When we talked, we talked about God and His creation—a subject of special interest to her—and not much else. The only time we ever discussed the afterlife was when I had asked her if she was afraid to die. She simply answered, “No, not really.”
The last time I saw her she was sitting by her bedroom window wearing a softly-coloured dress covered in little flowers. We sat there together for a long time, watching the leaves fade into a blue-grey mist as the sun vanished beneath the hills.
There were no plans to be made, no fears to be expressed, no talk of death. There were just two people, filled with gratitude for the beauty of God’s handiwork – and some apple juice.
“You know, David,” she said, turning her gaze from me to look once more at the splendour outside, “I never knew apple juice could taste so sweet.”
She lifted the juice to her lips one last time. Shortly after, the chariots of God came and carried her little body to the Promised Land, there to await her glorious resurrection from the dead.
For those with faith, the apple juice tastes sweet, and all the sweeter as that bitter day approaches. Less terror, less fear, more composure, more faith, more rest, more patience, more thankfulness.

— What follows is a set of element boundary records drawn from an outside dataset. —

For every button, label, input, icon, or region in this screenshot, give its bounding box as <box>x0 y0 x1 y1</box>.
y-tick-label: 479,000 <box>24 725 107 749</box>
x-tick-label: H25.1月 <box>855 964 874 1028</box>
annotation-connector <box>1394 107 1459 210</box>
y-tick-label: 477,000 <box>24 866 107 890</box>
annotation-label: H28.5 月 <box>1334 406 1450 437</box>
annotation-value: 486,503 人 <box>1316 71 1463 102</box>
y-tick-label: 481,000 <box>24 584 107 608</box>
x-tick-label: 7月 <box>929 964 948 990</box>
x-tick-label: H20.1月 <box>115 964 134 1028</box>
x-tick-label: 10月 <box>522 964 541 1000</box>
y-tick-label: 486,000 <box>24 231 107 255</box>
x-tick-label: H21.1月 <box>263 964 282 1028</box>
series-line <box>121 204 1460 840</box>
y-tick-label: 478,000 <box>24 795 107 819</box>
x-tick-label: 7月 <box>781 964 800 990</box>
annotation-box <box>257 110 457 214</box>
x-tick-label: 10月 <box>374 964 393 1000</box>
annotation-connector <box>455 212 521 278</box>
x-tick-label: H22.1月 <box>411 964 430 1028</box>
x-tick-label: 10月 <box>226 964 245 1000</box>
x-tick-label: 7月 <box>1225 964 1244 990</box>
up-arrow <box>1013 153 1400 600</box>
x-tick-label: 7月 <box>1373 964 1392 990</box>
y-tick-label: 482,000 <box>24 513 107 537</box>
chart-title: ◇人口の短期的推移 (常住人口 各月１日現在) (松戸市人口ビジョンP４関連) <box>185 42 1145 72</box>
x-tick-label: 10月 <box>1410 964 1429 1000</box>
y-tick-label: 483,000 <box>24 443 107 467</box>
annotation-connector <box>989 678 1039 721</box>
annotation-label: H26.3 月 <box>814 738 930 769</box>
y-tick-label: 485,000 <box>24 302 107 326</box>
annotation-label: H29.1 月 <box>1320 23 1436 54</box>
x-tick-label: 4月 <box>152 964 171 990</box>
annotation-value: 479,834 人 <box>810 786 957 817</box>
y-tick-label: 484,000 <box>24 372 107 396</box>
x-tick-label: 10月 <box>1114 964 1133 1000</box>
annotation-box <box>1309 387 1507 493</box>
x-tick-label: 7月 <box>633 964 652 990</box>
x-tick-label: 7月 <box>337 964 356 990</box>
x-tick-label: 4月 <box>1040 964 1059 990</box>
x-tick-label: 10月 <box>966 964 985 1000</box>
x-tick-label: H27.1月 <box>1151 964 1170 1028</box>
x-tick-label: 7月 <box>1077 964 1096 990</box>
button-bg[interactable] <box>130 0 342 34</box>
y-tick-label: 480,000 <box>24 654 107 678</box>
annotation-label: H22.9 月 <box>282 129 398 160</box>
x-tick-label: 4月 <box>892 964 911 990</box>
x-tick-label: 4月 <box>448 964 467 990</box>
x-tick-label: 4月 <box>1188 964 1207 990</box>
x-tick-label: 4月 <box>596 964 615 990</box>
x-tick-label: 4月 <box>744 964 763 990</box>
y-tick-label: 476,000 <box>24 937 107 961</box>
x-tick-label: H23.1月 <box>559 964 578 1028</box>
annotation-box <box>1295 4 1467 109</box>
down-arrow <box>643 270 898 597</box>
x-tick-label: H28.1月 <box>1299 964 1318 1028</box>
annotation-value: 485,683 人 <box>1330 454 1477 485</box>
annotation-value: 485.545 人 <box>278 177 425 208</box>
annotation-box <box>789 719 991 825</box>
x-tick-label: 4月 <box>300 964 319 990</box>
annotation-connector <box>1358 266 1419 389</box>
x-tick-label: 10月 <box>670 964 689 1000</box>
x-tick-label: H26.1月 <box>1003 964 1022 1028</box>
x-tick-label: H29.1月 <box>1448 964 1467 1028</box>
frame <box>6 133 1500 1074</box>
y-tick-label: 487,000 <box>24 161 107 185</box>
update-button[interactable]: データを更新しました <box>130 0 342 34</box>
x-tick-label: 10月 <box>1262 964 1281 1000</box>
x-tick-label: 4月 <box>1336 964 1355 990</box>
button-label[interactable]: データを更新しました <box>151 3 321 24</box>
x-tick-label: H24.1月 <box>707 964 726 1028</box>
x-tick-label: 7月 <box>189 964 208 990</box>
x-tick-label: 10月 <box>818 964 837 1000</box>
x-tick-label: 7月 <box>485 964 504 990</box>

That is not to say that the believer doesn’t have their share of battles. We are not immune to the fears within and conflicts without (2 Corinthians 7:5). But the God of all comfort is there, ready to steady our souls and keep us from the waves that would otherwise swamp our little canoe.
Nelly sailed across the Jordan – grateful for apple juice. It’s the way I hope to cross the rippling sea when my day comes.
Her secret? Not really a secret at all. You see, Nelly had not waited until the day of disaster to try and find her composure. Her composure was the result of a life of faith and gratitude toward God in the little things. And so, When the big thing came, Nelly was able to hold onto the rails with a smile.